To be read: March 14, July 14, November 14
As soon as Lauds on Sunday is ended, let the weekly servers who are to begin their service and those completing theirs, kneel in the oratory before all, asking their prayers. 16Let the server completing his weekly service say the following verse: “Blessed are You, Lord God, for you have helped me and comforted me”(Dan 3:52; Ps 85:17). 17After having said this three times the one departing receives the blessing. Then the one beginning his service follows and says: “O God, come to my assistance; O Lord, make haste to help me”(Ps 69:2). 18And let this also be repeated three times by all. And when he has received the blessing, let him begin his weekly service.
Take note: where does the transition for the servers take place? Benedict instructs, “the weekly servers who are to begin their service and those completing theirs, kneel in the oratory before all, asking their prayers.” The passing of the baton in the temporal service of the community takes place in the oratory, thus emphasizing the Benedictine principle of ora et labora — prayer and work. All Christian service flows from the Altar! The work we do in the world, unless it is bathed in the Work of God, is going to flow from our own hearts and not the heart of God. Benedict is setting the pattern for all of us to recognize that our work is most effective when we approach it from the Altar, having first bathed all we do in communal prayer. He is calling us to set the focus of our life and work on God!
Week by week (and preferably, when possible, during the week) we come to the Altar of God. Only what we bring before God and lay down before Him will be blessed and sanctified. Are you bringing the concerns of your family, your job, your home, your health? All of these make demands on our attention, but are we placing them in the hands and heart of God, or are we trying to deal with them and care for them ourselves. All Christian service flows from the Altar. Lay your burdens down, and let the Blood of the Lamb flow over those burdens. Then, pick up only what God directs you to claim. Some of these burdens will require that we address them later, but many will be washed away in the cleansing Blood of Jesus. Some will say, how can I bring these secular things into the sanctuary? Shouldn’t I leave them outside in the world and not bring them into the sacred space? The transition from secular to sacred can only take place by the work of the Holy Spirit. What better place to witness God’s transforming power than at the Altar of God.

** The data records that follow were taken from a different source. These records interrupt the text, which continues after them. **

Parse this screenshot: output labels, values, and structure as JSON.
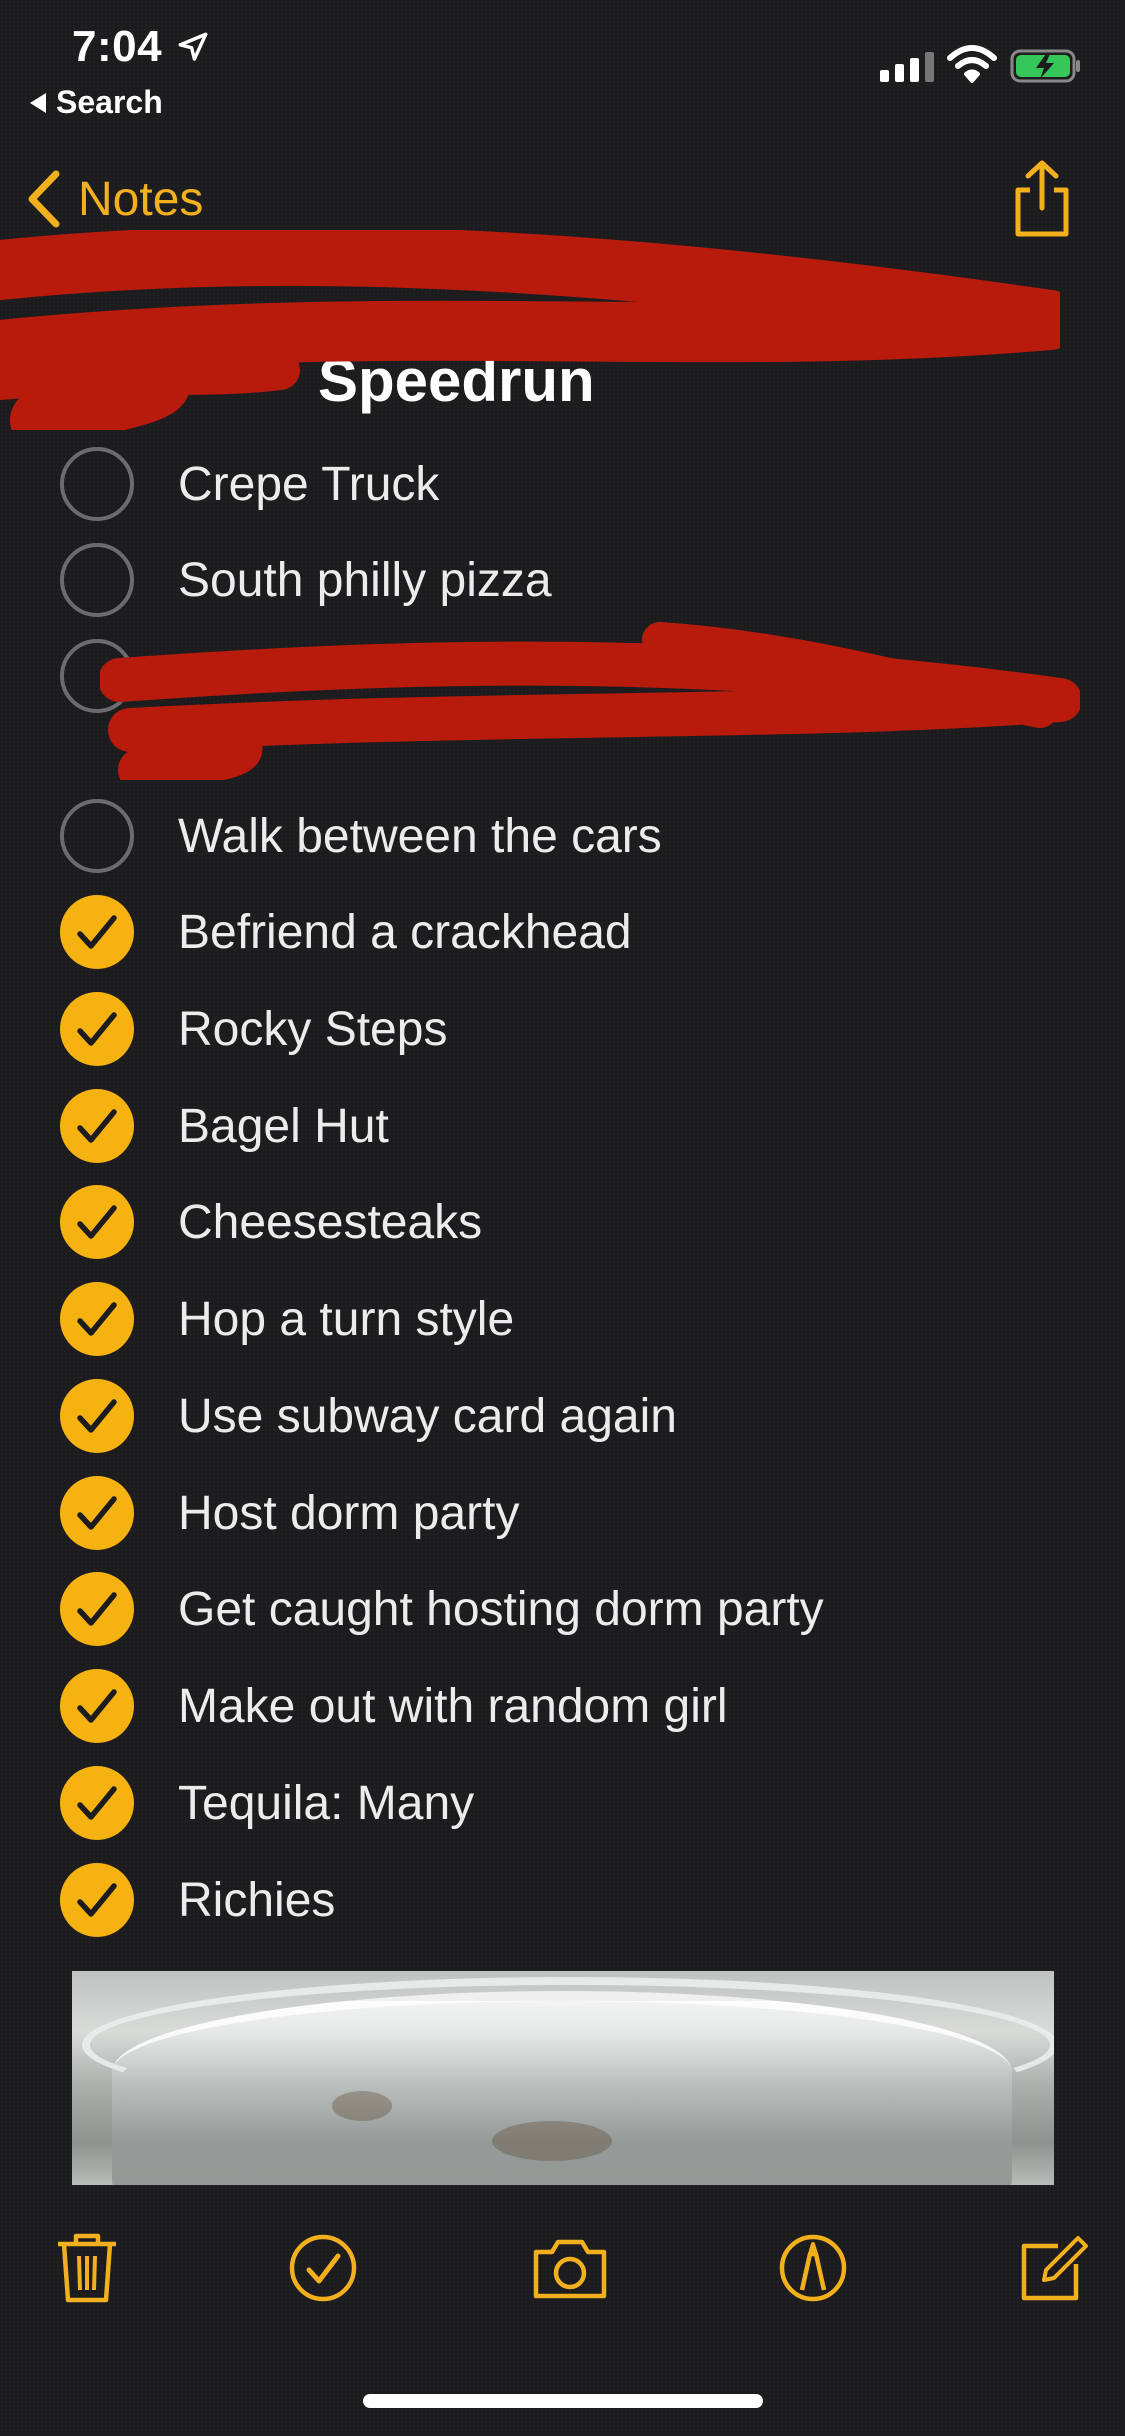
{
  "status_bar": {
    "time": "7:04",
    "back_label": "Search"
  },
  "nav": {
    "back_label": "Notes"
  },
  "note": {
    "title": "Speedrun",
    "items": [
      {
        "label": "Crepe Truck",
        "checked": false
      },
      {
        "label": "South philly pizza",
        "checked": false
      },
      {
        "label": "",
        "checked": false,
        "redacted": true
      },
      {
        "label": "Walk between the cars",
        "checked": false
      },
      {
        "label": "Befriend a crackhead",
        "checked": true
      },
      {
        "label": "Rocky Steps",
        "checked": true
      },
      {
        "label": "Bagel Hut",
        "checked": true
      },
      {
        "label": "Cheesesteaks",
        "checked": true
      },
      {
        "label": "Hop a turn style",
        "checked": true
      },
      {
        "label": "Use subway card again",
        "checked": true
      },
      {
        "label": "Host dorm party",
        "checked": true
      },
      {
        "label": "Get caught hosting dorm party",
        "checked": true
      },
      {
        "label": "Make out with random girl",
        "checked": true
      },
      {
        "label": "Tequila: Many",
        "checked": true
      },
      {
        "label": "Richies",
        "checked": true
      }
    ]
  },
  "toolbar": {
    "icons": [
      "trash-icon",
      "checklist-icon",
      "camera-icon",
      "markup-icon",
      "compose-icon"
    ]
  },
  "colors": {
    "accent": "#f5b211",
    "background": "#1c1c1e",
    "redaction": "#b81a0c"
  }
}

We do not have to live in an enclosed community to practice the precepts of this chapter. When we begin any new task, we can join Benedict and say, “O God, come to my assistance; O Lord, make haste to help me.” And when we have completed a task, we can give the glory to God, saying, “Blessed are You, Lord God, for you have helped me and comforted me.” And we can, like the kitchen servers in this chapter, begin our service anew as we approach and depart from the Altar of God.